# The Kingswood Arms, Bradford - September 2016



## degenerate (Oct 5, 2016)

No known history other than it was previously known as The Bay Horse and has been empty for over 15 years. On 12th July 2009 it was set on fire and that 60% was burnt out according to the fire report. 

It's due to be flattened to make way for a car wash with Labour councillor Hassan Uzzaman Khan quaoted as saying: "The use will remove what has become an embarrassing eyesore on a prominent city roadway, which is detrimental to the image of Bradford."

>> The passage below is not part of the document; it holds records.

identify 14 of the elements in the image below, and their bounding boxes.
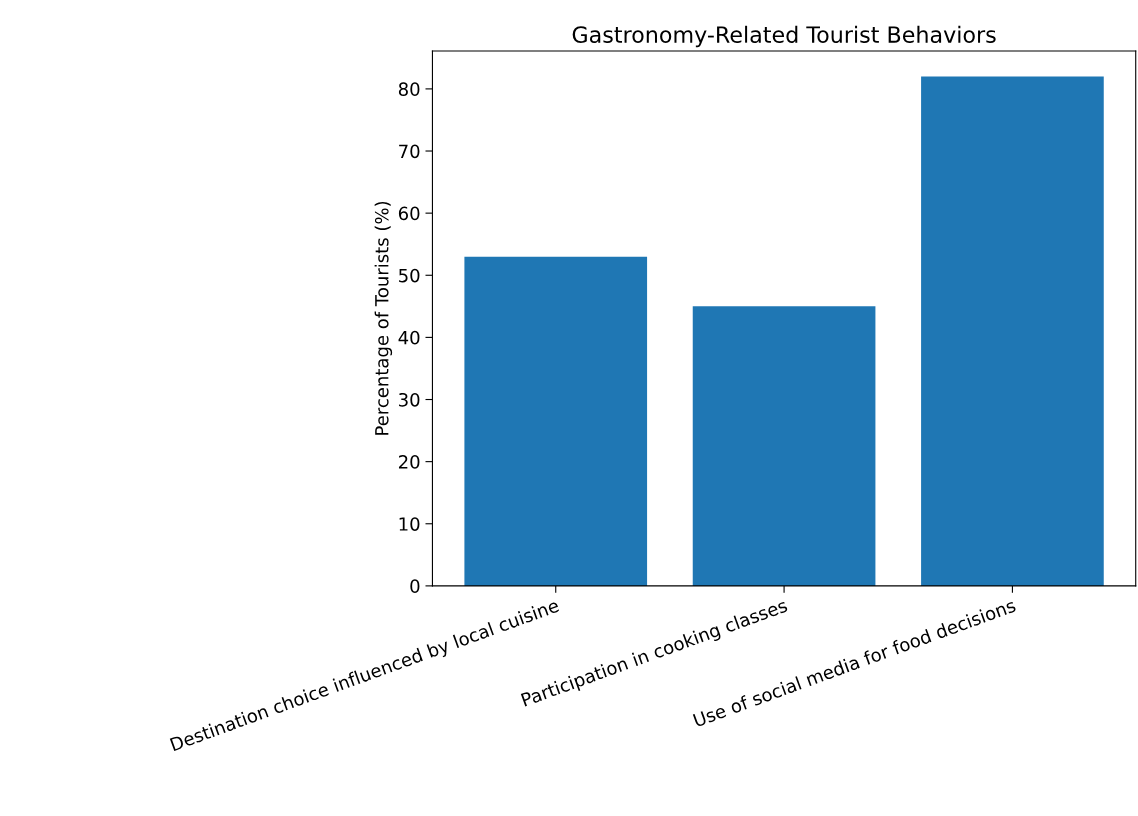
y-axis-title: Percentage of Tourists (%) bbox=[374, 201, 393, 435]
y-tick-label: 20 bbox=[398, 455, 420, 469]
bar bbox=[464, 256, 648, 586]
y-tick-label: 10 bbox=[399, 517, 420, 531]
y-tick-label: 0 bbox=[410, 579, 420, 593]
y-tick-label: 30 bbox=[399, 392, 420, 407]
y-tick-label: 70 bbox=[399, 144, 420, 159]
y-tick-label: 80 bbox=[398, 82, 420, 97]
bar bbox=[692, 306, 876, 586]
chart-title: Gastronomy-Related Tourist Behaviors bbox=[572, 25, 996, 48]
y-tick-label: 60 bbox=[398, 206, 420, 221]
y-tick-label: 40 bbox=[398, 330, 420, 345]
y-tick-label: 50 bbox=[399, 268, 420, 283]
bar bbox=[921, 76, 1104, 586]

Since half of it's badly fire damaged don't expect greatness from here  It also had signs of drug use and squatting.





















































Thanks for looking


----------



## smiler (Oct 5, 2016)

You made the best out of what's there, White Lightning and Jaffa Cakes, hell of a diet,I liked it, Thanks


----------



## Rubex (Oct 5, 2016)

It's trashed, but you still got some great pics! Nice one degenerate


----------



## Sam Haltin (Oct 5, 2016)

Well thrashed. But, if a quaint old-fashioned pub which has been there for over a century can cause an eyesore what about a great big car wash that looks like its been built out of lego bricks will look on the horizon.


----------



## degenerate (Oct 6, 2016)

smiler said:


> You made the best out of what's there, White Lightning and Jaffa Cakes, hell of a diet,I liked it, Thanks



Thanks, I feel like I'm scraping the bottom of the barrel with this one!


----------



## degenerate (Oct 6, 2016)

Hugh Jorgan said:


> Well thrashed. But, if a quaint old-fashioned pub which has been there for over a century can cause an eyesore what about a great big car wash that looks like its been built out of lego bricks will look on the horizon.



I totally agree. The car wash has been in the pipeline for at least a year with no sign of it happening so it looks like it'll still be hanging on!


----------